Dans ce type d’événement, ce ne sont pas des ruptures en tant que telles. Ce sont des choses qui ne font qu’amplifier et rendre plus visibles des fractures qui existaient déjà. Dans le transport aérien par exemple : depuis plusieurs mois voire plusieurs années, il y a ce mouvement chez certains jeunes qui ne veulent plus prendre l’avion. Il y avait déjà un tassement du trafic aérien avec des compagnies low cost en faillite. Donc ce n’est pas nouveau mais c’étaient des micro-phénomènes. Est-ce que la pandémie du coronavirus va en faire un phénomène beaucoup plus massif ? C’est une vraie question. Je n’ai pas la réponse aujourd’hui.
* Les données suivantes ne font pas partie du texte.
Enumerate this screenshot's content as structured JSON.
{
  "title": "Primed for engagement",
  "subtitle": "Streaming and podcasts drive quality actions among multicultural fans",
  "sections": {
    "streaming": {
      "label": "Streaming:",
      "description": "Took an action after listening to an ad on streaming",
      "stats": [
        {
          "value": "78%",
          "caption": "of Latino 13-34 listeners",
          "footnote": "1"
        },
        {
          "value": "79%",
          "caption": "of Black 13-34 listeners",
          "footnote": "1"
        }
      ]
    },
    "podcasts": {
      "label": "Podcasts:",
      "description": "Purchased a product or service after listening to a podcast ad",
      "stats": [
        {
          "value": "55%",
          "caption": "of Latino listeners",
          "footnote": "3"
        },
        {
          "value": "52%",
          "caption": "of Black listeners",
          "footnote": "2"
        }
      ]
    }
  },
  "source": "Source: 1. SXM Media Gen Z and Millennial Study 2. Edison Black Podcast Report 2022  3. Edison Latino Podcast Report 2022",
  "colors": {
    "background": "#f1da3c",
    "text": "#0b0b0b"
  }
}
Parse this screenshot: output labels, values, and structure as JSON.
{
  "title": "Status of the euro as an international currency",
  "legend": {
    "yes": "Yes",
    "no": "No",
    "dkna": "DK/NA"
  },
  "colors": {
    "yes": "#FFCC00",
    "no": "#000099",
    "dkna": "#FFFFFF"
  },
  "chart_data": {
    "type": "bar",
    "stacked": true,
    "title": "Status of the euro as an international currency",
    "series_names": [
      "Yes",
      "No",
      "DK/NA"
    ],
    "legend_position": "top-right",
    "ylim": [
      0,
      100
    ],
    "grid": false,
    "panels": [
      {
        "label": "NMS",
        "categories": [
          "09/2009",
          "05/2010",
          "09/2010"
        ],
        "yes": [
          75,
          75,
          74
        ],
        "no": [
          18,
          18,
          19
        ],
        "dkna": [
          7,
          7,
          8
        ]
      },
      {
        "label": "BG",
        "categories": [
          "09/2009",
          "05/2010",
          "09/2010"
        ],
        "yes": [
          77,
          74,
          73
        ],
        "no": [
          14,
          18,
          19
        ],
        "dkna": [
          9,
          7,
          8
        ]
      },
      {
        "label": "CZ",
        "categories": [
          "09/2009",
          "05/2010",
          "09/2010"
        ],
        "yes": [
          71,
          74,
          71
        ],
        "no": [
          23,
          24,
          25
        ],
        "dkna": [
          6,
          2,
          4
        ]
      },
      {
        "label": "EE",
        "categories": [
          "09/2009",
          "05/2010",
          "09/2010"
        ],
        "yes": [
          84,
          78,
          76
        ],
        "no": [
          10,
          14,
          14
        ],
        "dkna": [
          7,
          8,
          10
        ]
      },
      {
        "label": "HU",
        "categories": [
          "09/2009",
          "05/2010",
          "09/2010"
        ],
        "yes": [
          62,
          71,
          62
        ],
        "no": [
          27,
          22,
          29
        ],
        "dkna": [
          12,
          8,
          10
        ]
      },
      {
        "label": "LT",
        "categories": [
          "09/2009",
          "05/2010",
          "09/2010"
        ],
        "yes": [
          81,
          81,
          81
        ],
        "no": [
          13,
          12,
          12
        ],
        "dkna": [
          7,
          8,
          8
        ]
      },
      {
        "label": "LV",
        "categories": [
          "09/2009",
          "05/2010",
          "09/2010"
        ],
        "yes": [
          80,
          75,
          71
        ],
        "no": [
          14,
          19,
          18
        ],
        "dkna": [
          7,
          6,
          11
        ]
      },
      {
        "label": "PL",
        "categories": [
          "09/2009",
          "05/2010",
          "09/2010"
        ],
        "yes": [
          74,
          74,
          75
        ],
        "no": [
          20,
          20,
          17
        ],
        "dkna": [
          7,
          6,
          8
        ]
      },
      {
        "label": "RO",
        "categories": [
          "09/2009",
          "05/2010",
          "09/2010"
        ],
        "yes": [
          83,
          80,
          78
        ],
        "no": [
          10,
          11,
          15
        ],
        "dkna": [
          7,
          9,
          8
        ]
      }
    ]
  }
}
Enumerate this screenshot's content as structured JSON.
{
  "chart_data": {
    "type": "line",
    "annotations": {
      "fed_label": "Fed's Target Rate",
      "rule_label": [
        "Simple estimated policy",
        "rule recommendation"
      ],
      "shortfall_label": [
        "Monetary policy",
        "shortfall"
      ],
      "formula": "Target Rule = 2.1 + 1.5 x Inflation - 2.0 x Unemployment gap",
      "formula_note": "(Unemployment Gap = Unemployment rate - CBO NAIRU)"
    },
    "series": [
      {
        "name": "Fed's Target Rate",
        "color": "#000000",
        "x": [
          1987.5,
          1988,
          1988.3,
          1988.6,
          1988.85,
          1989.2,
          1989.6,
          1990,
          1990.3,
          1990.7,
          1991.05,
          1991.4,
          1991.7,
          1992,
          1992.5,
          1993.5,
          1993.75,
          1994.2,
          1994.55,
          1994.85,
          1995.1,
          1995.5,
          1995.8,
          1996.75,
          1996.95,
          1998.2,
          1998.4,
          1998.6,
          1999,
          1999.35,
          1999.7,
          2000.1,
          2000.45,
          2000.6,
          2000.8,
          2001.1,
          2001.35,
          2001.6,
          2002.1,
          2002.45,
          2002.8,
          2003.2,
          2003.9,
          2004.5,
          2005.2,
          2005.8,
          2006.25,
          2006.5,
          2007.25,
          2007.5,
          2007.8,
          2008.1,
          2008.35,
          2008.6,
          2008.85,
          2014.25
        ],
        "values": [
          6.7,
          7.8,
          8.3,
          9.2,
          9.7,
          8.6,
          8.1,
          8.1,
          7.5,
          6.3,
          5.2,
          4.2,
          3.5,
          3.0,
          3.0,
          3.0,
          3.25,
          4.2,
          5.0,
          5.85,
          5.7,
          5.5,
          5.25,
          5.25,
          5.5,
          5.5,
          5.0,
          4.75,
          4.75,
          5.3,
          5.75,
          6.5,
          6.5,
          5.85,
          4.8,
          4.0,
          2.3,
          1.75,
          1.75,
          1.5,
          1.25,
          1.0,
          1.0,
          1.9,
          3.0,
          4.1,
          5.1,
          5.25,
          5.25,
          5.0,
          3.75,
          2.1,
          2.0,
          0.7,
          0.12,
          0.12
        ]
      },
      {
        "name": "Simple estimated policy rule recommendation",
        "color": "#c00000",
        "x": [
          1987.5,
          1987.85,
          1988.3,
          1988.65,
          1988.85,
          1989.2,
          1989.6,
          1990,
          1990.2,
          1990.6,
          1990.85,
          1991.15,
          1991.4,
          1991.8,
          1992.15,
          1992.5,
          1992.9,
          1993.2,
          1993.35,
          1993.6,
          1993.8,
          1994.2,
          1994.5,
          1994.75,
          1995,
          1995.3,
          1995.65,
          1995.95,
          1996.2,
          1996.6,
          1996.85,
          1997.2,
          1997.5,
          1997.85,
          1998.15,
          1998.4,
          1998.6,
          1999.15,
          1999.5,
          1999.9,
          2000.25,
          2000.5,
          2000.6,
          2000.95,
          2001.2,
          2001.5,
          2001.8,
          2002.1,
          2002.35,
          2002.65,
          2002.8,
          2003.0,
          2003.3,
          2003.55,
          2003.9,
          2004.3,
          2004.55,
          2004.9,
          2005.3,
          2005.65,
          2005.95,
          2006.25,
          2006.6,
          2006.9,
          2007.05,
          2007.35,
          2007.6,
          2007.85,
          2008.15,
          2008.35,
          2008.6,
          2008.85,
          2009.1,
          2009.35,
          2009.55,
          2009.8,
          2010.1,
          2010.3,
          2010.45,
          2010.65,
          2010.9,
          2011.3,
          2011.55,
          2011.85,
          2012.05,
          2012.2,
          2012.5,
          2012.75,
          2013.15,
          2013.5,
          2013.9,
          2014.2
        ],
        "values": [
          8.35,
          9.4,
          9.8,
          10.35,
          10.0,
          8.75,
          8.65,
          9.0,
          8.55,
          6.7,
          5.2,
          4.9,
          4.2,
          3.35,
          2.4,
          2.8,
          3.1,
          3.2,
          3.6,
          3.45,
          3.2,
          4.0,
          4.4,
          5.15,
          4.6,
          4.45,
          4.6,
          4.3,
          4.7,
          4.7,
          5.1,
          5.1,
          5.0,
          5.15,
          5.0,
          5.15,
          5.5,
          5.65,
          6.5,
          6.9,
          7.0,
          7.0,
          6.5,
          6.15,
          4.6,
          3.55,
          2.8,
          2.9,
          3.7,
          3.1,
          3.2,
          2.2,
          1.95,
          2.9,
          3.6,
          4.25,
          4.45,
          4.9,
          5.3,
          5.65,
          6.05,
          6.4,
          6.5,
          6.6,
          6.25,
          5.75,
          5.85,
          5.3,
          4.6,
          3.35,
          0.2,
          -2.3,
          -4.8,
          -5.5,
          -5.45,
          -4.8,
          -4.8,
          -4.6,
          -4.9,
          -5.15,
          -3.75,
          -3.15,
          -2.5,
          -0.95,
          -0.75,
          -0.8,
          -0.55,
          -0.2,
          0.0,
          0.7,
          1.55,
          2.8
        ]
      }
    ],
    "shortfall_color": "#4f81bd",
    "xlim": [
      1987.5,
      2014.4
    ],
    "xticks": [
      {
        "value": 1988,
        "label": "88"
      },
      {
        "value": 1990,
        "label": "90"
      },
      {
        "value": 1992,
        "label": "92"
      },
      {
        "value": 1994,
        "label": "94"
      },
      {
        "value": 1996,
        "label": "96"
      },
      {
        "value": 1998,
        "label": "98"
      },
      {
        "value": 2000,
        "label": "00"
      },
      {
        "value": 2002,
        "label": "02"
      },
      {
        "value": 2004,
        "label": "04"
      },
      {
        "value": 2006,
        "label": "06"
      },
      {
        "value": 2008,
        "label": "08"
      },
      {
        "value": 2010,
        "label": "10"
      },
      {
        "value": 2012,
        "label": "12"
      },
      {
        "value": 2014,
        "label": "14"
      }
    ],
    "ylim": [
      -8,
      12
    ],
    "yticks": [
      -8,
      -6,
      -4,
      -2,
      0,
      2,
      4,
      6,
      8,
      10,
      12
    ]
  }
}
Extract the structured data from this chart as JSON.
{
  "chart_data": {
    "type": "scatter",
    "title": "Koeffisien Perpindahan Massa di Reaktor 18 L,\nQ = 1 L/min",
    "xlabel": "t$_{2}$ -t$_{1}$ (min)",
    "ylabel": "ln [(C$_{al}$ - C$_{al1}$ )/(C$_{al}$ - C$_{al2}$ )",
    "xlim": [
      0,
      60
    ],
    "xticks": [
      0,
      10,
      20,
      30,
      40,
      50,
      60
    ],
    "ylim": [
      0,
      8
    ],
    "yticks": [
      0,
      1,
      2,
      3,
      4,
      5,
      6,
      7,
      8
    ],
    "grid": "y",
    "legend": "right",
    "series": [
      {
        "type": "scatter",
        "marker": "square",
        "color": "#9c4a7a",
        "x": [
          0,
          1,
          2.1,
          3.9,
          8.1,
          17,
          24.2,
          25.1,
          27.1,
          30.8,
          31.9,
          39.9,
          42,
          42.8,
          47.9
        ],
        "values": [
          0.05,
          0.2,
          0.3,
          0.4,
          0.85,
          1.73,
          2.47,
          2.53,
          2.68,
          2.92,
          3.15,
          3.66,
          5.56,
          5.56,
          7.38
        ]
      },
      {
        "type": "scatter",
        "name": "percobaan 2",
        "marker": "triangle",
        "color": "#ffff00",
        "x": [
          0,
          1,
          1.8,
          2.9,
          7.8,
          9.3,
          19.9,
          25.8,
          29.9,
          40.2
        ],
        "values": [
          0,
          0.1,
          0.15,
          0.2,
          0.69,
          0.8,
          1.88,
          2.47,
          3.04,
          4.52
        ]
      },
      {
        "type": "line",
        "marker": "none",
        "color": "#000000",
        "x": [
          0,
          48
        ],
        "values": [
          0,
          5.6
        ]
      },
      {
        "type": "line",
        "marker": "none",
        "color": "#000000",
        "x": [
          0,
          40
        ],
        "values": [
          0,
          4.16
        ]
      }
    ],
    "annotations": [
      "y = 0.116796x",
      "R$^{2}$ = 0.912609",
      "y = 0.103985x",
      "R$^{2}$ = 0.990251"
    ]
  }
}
Je vois poindre un autre élément depuis plusieurs années, particulièrement en France avec le mouvement des gilets jaunes et encore plus avec cette pandémie. C’est le questionnement des entreprises sur leur responsabilité sociale et environnementale. La loi Pacte demande aux entreprises de réfléchir à leur raison d’être. C’est parti d’abord de catastrophes industrielles, avec par exemple la marée noire au large de Santa Barbara (États-Unis) en 1969. C’était la première médiatisation d’une marée noire. Suite à cela, l’agence américaine de l’environnement a été créée, de la même manière que Greenpeace en 1971. Il y a ce début de prise de conscience des externalités négatives de l’activité des entreprises. Les ONG se sont ensuite professionnalisées dans les années 1990-2000. Aujourd’hui, les entreprises veulent être proactives et s’interroger en amont sur leur responsabilité. C’est une question qu’elles se posent encore plus avec cette pandémie. Parce que c’est une crise sanitaire qui met aussi en péril leur possibilité de produire.

Avant cette crise, des modes de pensée comme le survivalisme apparaissaient comme des phénomènes de niche. Le Covid-19 pourrait-il amener les entreprises à réévaluer la probabilité de scénarios catastrophe ?

C’est fort probable mais est-ce le rôle des entreprises ou des pouvoirs publics ? Les deux vont devoir travailler ensemble autour de plans stratégiques. Les grandes entreprises ont déjà des personnes dédiées qui peuvent réfléchir à ces choses. Il reste toujours les petites entreprises qui représentent le plus grand nombre de sociétés et qui n’ont pas les moyens humains et financiers de penser cela. Le sujet des masques en est une véritable illustration. Le curseur entre ce qui devait être collectif et ce qui pouvait être privé avait élargi de manière probablement trop importante la sphère du privé et de tout ce qui était privatisable. J’ai l’impression aujourd’hui que le curseur va de nouveau se déplacer et accroître la sphère du bien public.